Spent the last 45 minutes reading about IPA and looking for an Ubuntu Server solution. It does not exist. Debian doesn't have a port, though a few people are working on it. It appears that will fail due to all the different languages involved in IPA. It is not a 1-language tool. Most of the dependency issues appear to be in java code. So - don't hold your breath. If you really want IPA as a solution, running a CentOS server and buggy Ubuntu clients appears to be the only answer for now. For a small network with minimal security concerns, plain NIS is probably the easiest solution. Sadly, NIS+/NISplus doesn't seem a viable option on Linux. Or just use carefully managed /etc/group, passwd files .... since most computer-to-computer connections will be over ssh (hopefully using ssh-keys), maintaining passwds on each isn't too important. It is just about having the uid/gid numbers match.

By: Rob Scope

Maybe this link can help:

https://wiki.ubuntu.com/Server/IdentityManagement

 Kind regards

Rob

By: Jubal

Calling OpenLDAP badly documented explains easily the other ridiculous claim in the article, i.e. that it's hard to configure. Perhaps the esteemed author should actually try to read the documentation OpenLDAP comes with?

By:

Good point, the thing I'm mentioning is, have you ever tried to install OpenLDAP on say CentOS 6/RHEL 6? It's ridiculous when you look at the amount of config files and how they are layed out, and I have searched a lot until I found this site http://www.computerglitch.net/bin/texts/CentOS6_LDAP.php, which explains the process (but again, not documented by the project itself). 

By: m15k

Let's try not to get too bent out of shape over a subjective assertion.  If OpenLDAP has buttered your bread and been your go to software stack, there is no reason to change.  But, what if you are someone, who has had difficulty in installing and configuring.  Perhaps not even wanting to try IPA as you figure it is more of the same.  The OPs post does a good job at saying hey this can do what you want, and it is different enough from OpenLDAP that if you had trouble with it, maybe try FreeIPA.  

By:


I got this error while trying to install IPA on a openvz guest.
Turns out the install script checks for broadcast address matches. 

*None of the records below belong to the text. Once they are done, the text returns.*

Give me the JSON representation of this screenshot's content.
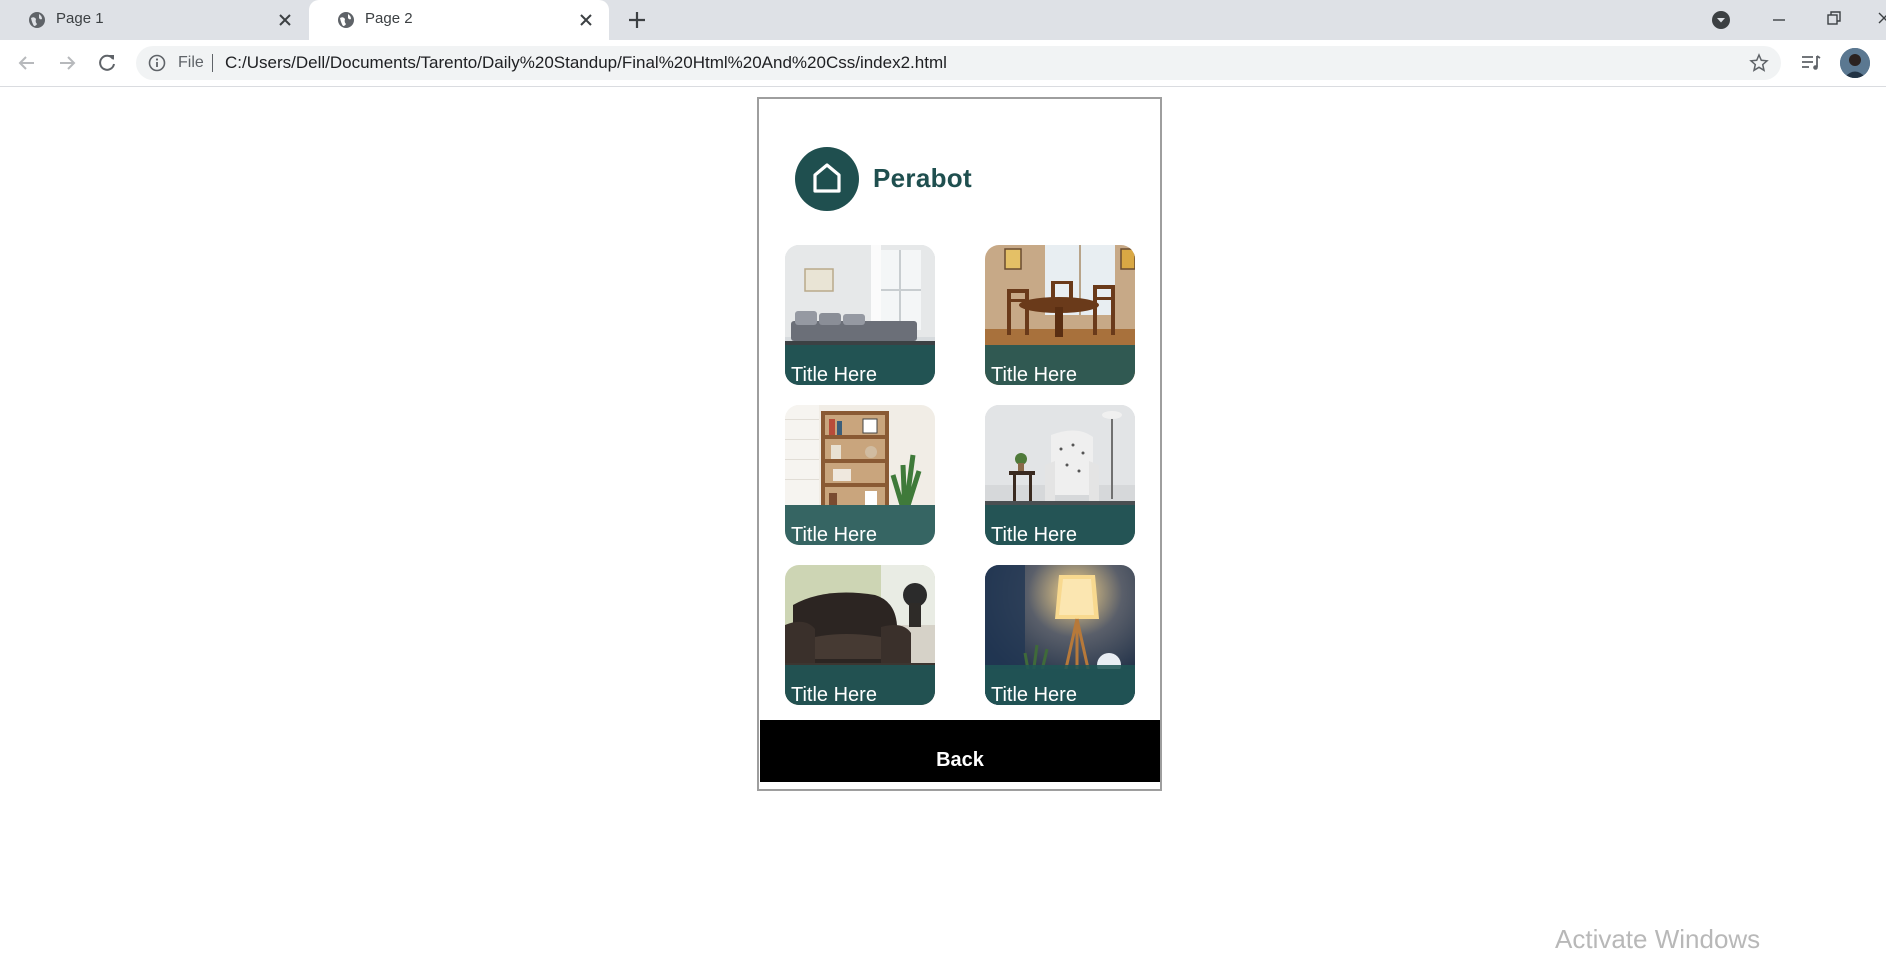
{
  "browser": {
    "tabs": [
      {
        "label": "Page 1",
        "active": false
      },
      {
        "label": "Page 2",
        "active": true
      }
    ],
    "address": {
      "scheme": "File",
      "url": "C:/Users/Dell/Documents/Tarento/Daily%20Standup/Final%20Html%20And%20Css/index2.html"
    }
  },
  "app": {
    "brand": "Perabot",
    "brand_color": "#1f4f4f",
    "cards": [
      {
        "title": "Title Here",
        "image": "living-room-sofa"
      },
      {
        "title": "Title Here",
        "image": "dining-table-set"
      },
      {
        "title": "Title Here",
        "image": "wooden-bookshelf"
      },
      {
        "title": "Title Here",
        "image": "patterned-armchair"
      },
      {
        "title": "Title Here",
        "image": "leather-recliner"
      },
      {
        "title": "Title Here",
        "image": "floor-lamp"
      }
    ],
    "back_label": "Back"
  },
  "os": {
    "watermark": "Activate Windows"
  }
}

 In the article below, instead of jumping to the line number it states, just do a search for "cannot use IP network address" as the line numbers have changed.

 https://www.redhat.com/archives/freeipa-users/2012-February/msg00064.html

 Marl

By: Deepak Dimri

I am trying to configure replication between two FreeIPA centos 7 servers. As per the document i need same FreeIPA version running on both the machines, i have v 4.2.0 on both, and run ipa-replica-prepare on the master and then simply run ipa-replica-install on the replica server along with replica file. But i am unable to get pass the below error message:

[[email protected] ipa]# ipa-replica-install /var/lib/ipa/replica-info-replica.ipa.com.gpg ipa.ipapython.install.cli.install_tool(Replica): ERROR IPA client is already configured on this system. Please uninstall it first before configuring the replica, using 'ipa-client-install --uninstall'.

when i try 'ipa-client-install --uninstall' then i am getting bellow message:

ipa-client-install --uninstall IPA client is configured as a part of IPA server on this system. Refer to ipa-server-install for uninstallation.

What should i be doing to get around these annoying errors? has any one got freeIPA replication working on centos? the documentation has pretty simple steps but certainly it does not work for me.

Thanks, Deepak

By: gene

so how are the clients configured to see the replica?  what file and what variable is set to see the replica?